Photo Sébastien Vidal.

« Je n’admets rien du tout. Moi qui ai endossé tant de dépouilles, vécu tant de vies, occupé tant de corps, je sais que tout cela est de la foutaise. Il n’y a pas de Juifs, de Français, d’Allemands, de Mongols ou d’Apaches. Il n’y a que des sacs à viscères bourrés de doutes, qui parcourent leurs vies sur des jambes torses, fabriquent des objets inutiles, rêvent d’amour, s’entretuent sans raison et contemplent les étoiles avec nostalgie. Il n’y a rien d’autre. Rien. »

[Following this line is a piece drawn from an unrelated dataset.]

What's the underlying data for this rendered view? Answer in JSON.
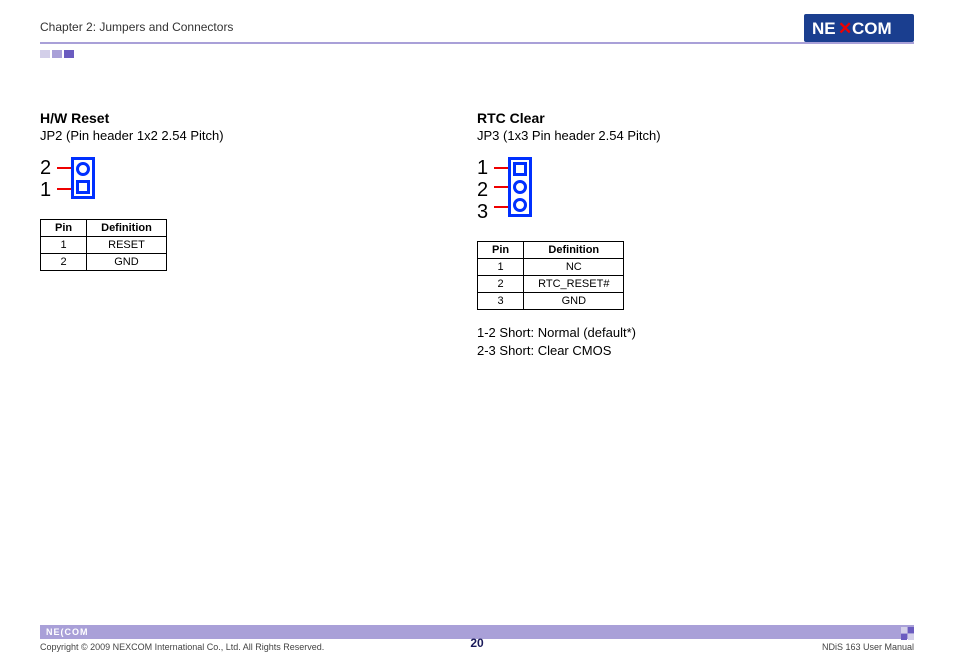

Première guerre mondiale. Lors d’un assaut stupide commandé par ses supérieurs, Pierre Tallandier est déchiqueté par les balles d’une mitrailleuse ennemie. Il survit malgré tout, mais à quel prix ! amputation des quatre membres, la bouche emportée, les paupières arrachées. Il n’est plus « qu’un objet encombrant refusant de mourir, un paquetage inerte dans les fourgons de la guerre. » Un jour, alors que son infirmière lui prodigue ses soins quotidiens, il se retrouve dans sa tête, voit ce qu’elle voit, ressent ce qu’elle ressent et surtout, il a droit au terrible spectacle de son corps martyrisé et détruit, à son visage ravagé. Il se contemple et comprend qu’il se trouve dans le corps de sa soignante. Puis il réintègre son véritable corps dévasté, qui n’est plus qu’un abri pour son âme, une grotte humide et silencieuse avec un plafond blanc et fissuré où une heure dure mille ans. La découverte effarante de ce pouvoir singulier va changer à tout jamais sa vie.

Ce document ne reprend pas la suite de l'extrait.